The team has agreed that despite concerns voiced by Washington, Japan should be more aggressive in putting forward its policy ideas on financial aid and related issues.
In a report published in Japanese newspapers after its first meeting on Feb. 9, the team said that the current IMF has not been effective in coping with the Asian monetary crisis because it imposed conditions and standards that were too harsh on its recipients.
The IMF also did not take into account the varying development stages of Asian countries.
''What we are trying to help establish is a new international economic system that takes into account perspectives of Asian nations and developing nations,'' a foreign ministry official explained.
He said the strict fiscal policy imposed by the IMF has burdened Asian countries that are aid-dependent. In contrast, Japan wants the new AMF to take into account political and socio- economic differences in each country before conditions for lending are introduced.

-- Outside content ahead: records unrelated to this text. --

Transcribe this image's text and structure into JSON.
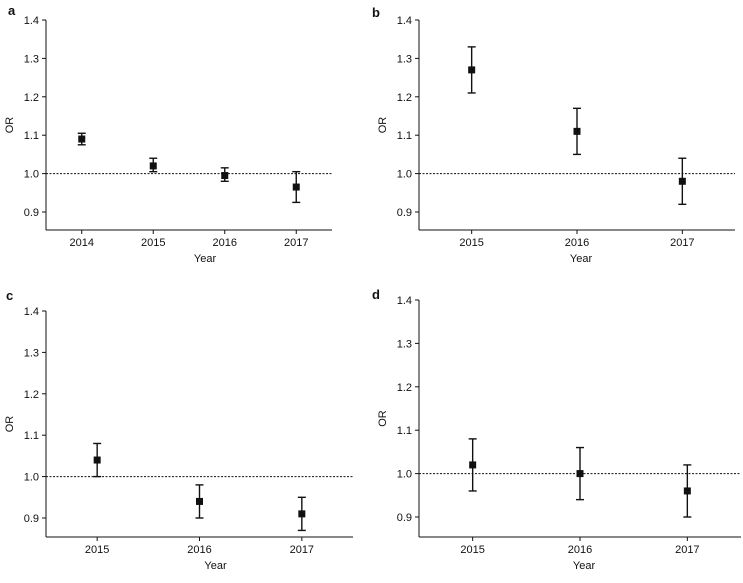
{
  "chart_data": [
    {
      "panel": "a",
      "type": "scatter",
      "xlabel": "Year",
      "ylabel": "OR",
      "ylim": [
        0.85,
        1.4
      ],
      "yticks": [
        "0.9",
        "1.0",
        "1.1",
        "1.2",
        "1.3",
        "1.4"
      ],
      "reference_line": 1.0,
      "categories": [
        "2014",
        "2015",
        "2016",
        "2017"
      ],
      "values": [
        1.09,
        1.02,
        0.995,
        0.965
      ],
      "lower": [
        1.075,
        1.005,
        0.98,
        0.925
      ],
      "upper": [
        1.105,
        1.04,
        1.015,
        1.005
      ]
    },
    {
      "panel": "b",
      "type": "scatter",
      "xlabel": "Year",
      "ylabel": "OR",
      "ylim": [
        0.85,
        1.4
      ],
      "yticks": [
        "0.9",
        "1.0",
        "1.1",
        "1.2",
        "1.3",
        "1.4"
      ],
      "reference_line": 1.0,
      "categories": [
        "2015",
        "2016",
        "2017"
      ],
      "values": [
        1.27,
        1.11,
        0.98
      ],
      "lower": [
        1.21,
        1.05,
        0.92
      ],
      "upper": [
        1.33,
        1.17,
        1.04
      ]
    },
    {
      "panel": "c",
      "type": "scatter",
      "xlabel": "Year",
      "ylabel": "OR",
      "ylim": [
        0.85,
        1.4
      ],
      "yticks": [
        "0.9",
        "1.0",
        "1.1",
        "1.2",
        "1.3",
        "1.4"
      ],
      "reference_line": 1.0,
      "categories": [
        "2015",
        "2016",
        "2017"
      ],
      "values": [
        1.04,
        0.94,
        0.91
      ],
      "lower": [
        1.0,
        0.9,
        0.87
      ],
      "upper": [
        1.08,
        0.98,
        0.95
      ]
    },
    {
      "panel": "d",
      "type": "scatter",
      "xlabel": "Year",
      "ylabel": "OR",
      "ylim": [
        0.85,
        1.4
      ],
      "yticks": [
        "0.9",
        "1.0",
        "1.1",
        "1.2",
        "1.3",
        "1.4"
      ],
      "reference_line": 1.0,
      "categories": [
        "2015",
        "2016",
        "2017"
      ],
      "values": [
        1.02,
        1.0,
        0.96
      ],
      "lower": [
        0.96,
        0.94,
        0.9
      ],
      "upper": [
        1.08,
        1.06,
        1.02
      ]
    }
  ]
}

Analysts in Tokyo say that while the AMF concept has sparked interest in the region, there are many obstacles in the way that Japan must first hurdle in order to ensure smooth working of the proposed organization.
''Taking into account an Asian perspective and the different needs of the many countries that depend on international aid is going to be popular. But the huge problem is how to make this work,'' says Kozo Kamimune, an economist and expert on international finance at the Institute of Developing Economies.

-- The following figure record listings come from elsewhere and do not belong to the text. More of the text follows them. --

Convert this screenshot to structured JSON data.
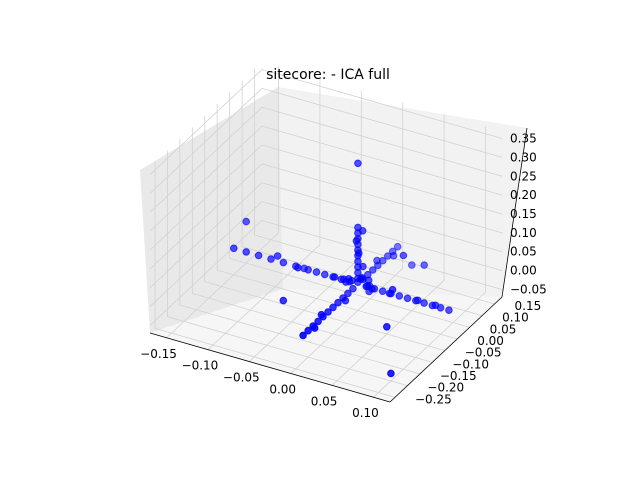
{
  "chart_data": {
    "type": "scatter",
    "projection": "3d",
    "title": "sitecore: - ICA full",
    "xlabel": "",
    "ylabel": "",
    "zlabel": "",
    "grid": true,
    "legend": "none",
    "x_ticks": [
      "−0.15",
      "−0.10",
      "−0.05",
      "0.00",
      "0.05",
      "0.10"
    ],
    "y_ticks": [
      "−0.25",
      "−0.20",
      "−0.15",
      "−0.10",
      "−0.05",
      "0.00",
      "0.05",
      "0.10",
      "0.15"
    ],
    "z_ticks": [
      "−0.05",
      "0.00",
      "0.05",
      "0.10",
      "0.15",
      "0.20",
      "0.25",
      "0.30",
      "0.35"
    ],
    "xlim": [
      -0.17,
      0.12
    ],
    "ylim": [
      -0.27,
      0.18
    ],
    "zlim": [
      -0.07,
      0.37
    ],
    "colors": {
      "marker": "#0000ff",
      "pane_back": "#e9e9e9",
      "pane_side": "#f2f2f2",
      "pane_floor": "#f6f6f6",
      "grid": "#d2d2d2"
    },
    "series": [
      {
        "points": [
          [
            0.0,
            0.0,
            0.32
          ],
          [
            0.0,
            0.0,
            0.15
          ],
          [
            0.0,
            0.0,
            0.135
          ],
          [
            0.0,
            0.0,
            0.12
          ],
          [
            0.0,
            0.0,
            0.105
          ],
          [
            0.0,
            0.0,
            0.09
          ],
          [
            0.0,
            0.0,
            0.075
          ],
          [
            0.0,
            0.0,
            0.06
          ],
          [
            0.0,
            0.0,
            0.045
          ],
          [
            0.0,
            0.0,
            0.03
          ],
          [
            0.0,
            0.0,
            0.015
          ],
          [
            0.0,
            0.0,
            0.005
          ],
          [
            0.004,
            0.006,
            0.14
          ],
          [
            -0.003,
            0.004,
            0.11
          ],
          [
            0.002,
            -0.003,
            0.085
          ],
          [
            0.006,
            0.0,
            0.05
          ],
          [
            -0.15,
            0.0,
            0.0
          ],
          [
            -0.135,
            0.0,
            0.0
          ],
          [
            -0.12,
            0.0,
            0.0
          ],
          [
            -0.105,
            0.0,
            0.0
          ],
          [
            -0.09,
            0.0,
            0.0
          ],
          [
            -0.075,
            0.0,
            0.0
          ],
          [
            -0.06,
            0.0,
            0.0
          ],
          [
            -0.05,
            0.0,
            0.0
          ],
          [
            -0.04,
            0.0,
            0.0
          ],
          [
            -0.03,
            0.0,
            0.0
          ],
          [
            -0.02,
            0.0,
            0.0
          ],
          [
            -0.01,
            0.0,
            0.0
          ],
          [
            0.01,
            0.0,
            0.0
          ],
          [
            0.02,
            0.0,
            0.0
          ],
          [
            0.03,
            0.0,
            0.0
          ],
          [
            0.04,
            0.0,
            0.0
          ],
          [
            0.05,
            0.0,
            0.0
          ],
          [
            0.06,
            0.0,
            0.0
          ],
          [
            0.07,
            0.0,
            0.0
          ],
          [
            0.08,
            0.0,
            0.0
          ],
          [
            0.09,
            0.0,
            0.0
          ],
          [
            0.1,
            0.0,
            0.0
          ],
          [
            0.11,
            0.0,
            0.0
          ],
          [
            -0.1,
            0.01,
            0.005
          ],
          [
            -0.07,
            -0.008,
            0.004
          ],
          [
            -0.03,
            0.006,
            -0.004
          ],
          [
            0.04,
            -0.006,
            0.004
          ],
          [
            0.07,
            0.008,
            -0.004
          ],
          [
            0.095,
            -0.004,
            0.006
          ],
          [
            0.0,
            0.16,
            0.0
          ],
          [
            0.0,
            0.14,
            0.0
          ],
          [
            0.0,
            0.12,
            0.0
          ],
          [
            0.0,
            0.1,
            0.0
          ],
          [
            0.0,
            0.08,
            0.0
          ],
          [
            0.0,
            0.06,
            0.0
          ],
          [
            0.0,
            0.04,
            0.0
          ],
          [
            0.0,
            0.02,
            0.0
          ],
          [
            0.0,
            -0.02,
            0.0
          ],
          [
            0.0,
            -0.04,
            0.0
          ],
          [
            0.0,
            -0.06,
            0.0
          ],
          [
            0.0,
            -0.08,
            0.0
          ],
          [
            0.0,
            -0.1,
            0.0
          ],
          [
            0.0,
            -0.12,
            0.0
          ],
          [
            0.0,
            -0.14,
            0.0
          ],
          [
            0.0,
            -0.16,
            0.0
          ],
          [
            0.0,
            -0.18,
            0.0
          ],
          [
            0.0,
            -0.2,
            0.0
          ],
          [
            0.0,
            -0.22,
            0.0
          ],
          [
            0.005,
            -0.19,
            0.004
          ],
          [
            -0.005,
            -0.13,
            -0.004
          ],
          [
            0.006,
            -0.07,
            0.003
          ],
          [
            -0.004,
            0.09,
            0.004
          ],
          [
            0.004,
            0.13,
            -0.003
          ],
          [
            0.01,
            0.01,
            0.01
          ],
          [
            -0.012,
            0.015,
            -0.008
          ],
          [
            0.015,
            -0.012,
            0.012
          ],
          [
            -0.01,
            -0.015,
            0.008
          ],
          [
            0.008,
            0.02,
            -0.012
          ],
          [
            0.02,
            -0.01,
            0.006
          ],
          [
            -0.02,
            0.01,
            -0.006
          ],
          [
            0.005,
            -0.005,
            0.02
          ],
          [
            0.012,
            0.005,
            -0.015
          ],
          [
            -0.008,
            -0.01,
            0.015
          ],
          [
            0.06,
            -0.06,
            0.06
          ],
          [
            -0.08,
            0.05,
            -0.04
          ],
          [
            0.05,
            0.1,
            0.02
          ],
          [
            0.08,
            -0.15,
            0.03
          ],
          [
            0.02,
            0.15,
            -0.03
          ],
          [
            -0.06,
            -0.1,
            -0.02
          ],
          [
            0.1,
            -0.2,
            -0.05
          ],
          [
            -0.15,
            0.05,
            0.04
          ],
          [
            0.04,
            0.05,
            0.07
          ],
          [
            0.02,
            -0.05,
            0.06
          ]
        ]
      }
    ]
  }
}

Indeed, the notion of starting an AMF, which follows the idea of an Asian Fund for crisis-struck Asia that was proposed and abandoned by Tokyo in 1997, remains a loose concept, one which the Japanese government seems to be struggling to define.

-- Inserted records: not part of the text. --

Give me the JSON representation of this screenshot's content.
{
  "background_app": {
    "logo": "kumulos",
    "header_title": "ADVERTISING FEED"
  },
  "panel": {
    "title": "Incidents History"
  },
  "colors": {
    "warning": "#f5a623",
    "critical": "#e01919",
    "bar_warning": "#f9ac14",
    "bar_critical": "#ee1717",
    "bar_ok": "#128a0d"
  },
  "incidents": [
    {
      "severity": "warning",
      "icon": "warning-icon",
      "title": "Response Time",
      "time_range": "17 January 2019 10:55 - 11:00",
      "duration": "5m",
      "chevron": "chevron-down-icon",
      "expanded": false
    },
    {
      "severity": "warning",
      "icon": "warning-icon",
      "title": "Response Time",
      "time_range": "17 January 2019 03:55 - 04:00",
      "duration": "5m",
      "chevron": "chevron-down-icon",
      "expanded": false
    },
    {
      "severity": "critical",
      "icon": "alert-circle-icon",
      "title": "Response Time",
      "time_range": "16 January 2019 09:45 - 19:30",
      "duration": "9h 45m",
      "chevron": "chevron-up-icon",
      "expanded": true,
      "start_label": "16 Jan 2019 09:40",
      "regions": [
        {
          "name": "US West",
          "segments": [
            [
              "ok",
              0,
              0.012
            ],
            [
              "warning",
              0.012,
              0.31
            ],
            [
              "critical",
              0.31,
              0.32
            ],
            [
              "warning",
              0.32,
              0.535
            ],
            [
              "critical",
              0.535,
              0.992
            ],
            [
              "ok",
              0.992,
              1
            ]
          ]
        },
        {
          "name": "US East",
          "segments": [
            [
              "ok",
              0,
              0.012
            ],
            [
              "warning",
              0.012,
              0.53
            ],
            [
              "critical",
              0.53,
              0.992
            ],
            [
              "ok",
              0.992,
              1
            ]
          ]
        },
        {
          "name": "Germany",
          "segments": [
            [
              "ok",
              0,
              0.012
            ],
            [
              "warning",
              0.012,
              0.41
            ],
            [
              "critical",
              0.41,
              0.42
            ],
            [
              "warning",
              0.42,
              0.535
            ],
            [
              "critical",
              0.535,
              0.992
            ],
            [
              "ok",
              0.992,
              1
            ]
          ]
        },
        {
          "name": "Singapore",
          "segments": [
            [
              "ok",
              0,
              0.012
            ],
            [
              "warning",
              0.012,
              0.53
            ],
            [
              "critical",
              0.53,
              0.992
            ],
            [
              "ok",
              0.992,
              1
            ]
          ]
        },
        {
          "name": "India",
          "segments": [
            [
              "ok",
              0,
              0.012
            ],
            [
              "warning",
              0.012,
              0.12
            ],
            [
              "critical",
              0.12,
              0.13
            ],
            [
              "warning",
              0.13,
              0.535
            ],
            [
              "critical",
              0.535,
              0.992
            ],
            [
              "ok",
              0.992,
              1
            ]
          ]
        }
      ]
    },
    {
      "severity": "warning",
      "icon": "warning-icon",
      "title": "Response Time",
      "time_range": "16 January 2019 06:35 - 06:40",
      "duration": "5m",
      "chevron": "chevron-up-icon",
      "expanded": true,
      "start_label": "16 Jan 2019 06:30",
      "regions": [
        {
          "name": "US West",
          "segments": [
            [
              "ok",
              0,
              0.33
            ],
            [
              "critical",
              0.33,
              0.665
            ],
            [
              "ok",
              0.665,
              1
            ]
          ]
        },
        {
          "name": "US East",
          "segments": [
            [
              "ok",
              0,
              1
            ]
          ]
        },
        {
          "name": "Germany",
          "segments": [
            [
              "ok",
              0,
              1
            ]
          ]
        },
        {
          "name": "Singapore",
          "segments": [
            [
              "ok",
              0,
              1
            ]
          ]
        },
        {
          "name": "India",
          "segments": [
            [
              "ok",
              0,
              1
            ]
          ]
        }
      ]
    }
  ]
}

''The development of a framework that aims to consider each country's needs is a lofty idea but not really workable unless everybody, including the United States, makes a commitment to make it work,'' argues Kamimune.
He says Japan must consult closely with Washington and other developed nations as ''investors in Western industrialised countries are responsible for the movements in financial trading that affect Asian economies."
And as Asian countries rally around the proposal for an AMF, Tokyo finds the proposal all the more irresistible.
Last week, visiting Thai senator Virabongsa Ramangkura told a Japanese business audience that the AMF might offer more funds and help economic recovery better than the IMF.
Experts explain that the AMF could be the springboard for Japan to develop and cement its ties with Asia as Tokyo tries hard to wean itself away from the more politically charged economic relations with the United States.
Japan's ever-increasing trade surplus with the United States, its top trading partner, is an issue that has long threatened their bilateral relations.
Currently Tokyo and Washington are at loggerheads over Japan's steel exports, which are being blamed for the loss of jobs of many Americans.
A proposal now gaining international attention is a possible free- trade pact between Japan and South Korea that could be expanded to other Asian countries.
While experts say this will take time, the proposal itself illustrates Tokyo's improving relationss with a country that has not totally forgotten the horrors of Japan's colonial rule.
Professor Toshio Watanabe of the Tokyo Institute of Technology, a well-known commentator on Asia's financial woes, also explains that the move by the government of Malaysian Prime Minister Mahathir Mohamad to impose restrictions on currency trading could be suggestive of the sort of actions that might occur in the future.
''Mr. Mahathir's decision accelerates the drive for creating a regional framework,'' Watanabe says, explaining that the recent European monetary integration is more political than economic in nature and has put pressure on Asian countries to consider working together.
''With the ongoing currency crisis, American capitalism and American standards have been questioned,'' Watanabe said in a recent media interview.
Kamimune adds that ''Japan has the funds to make the AMF work. But the real test is to make sure the AMF does not leave the Americans out,'' he says. ''The AMF must not signal protectionism at any cost."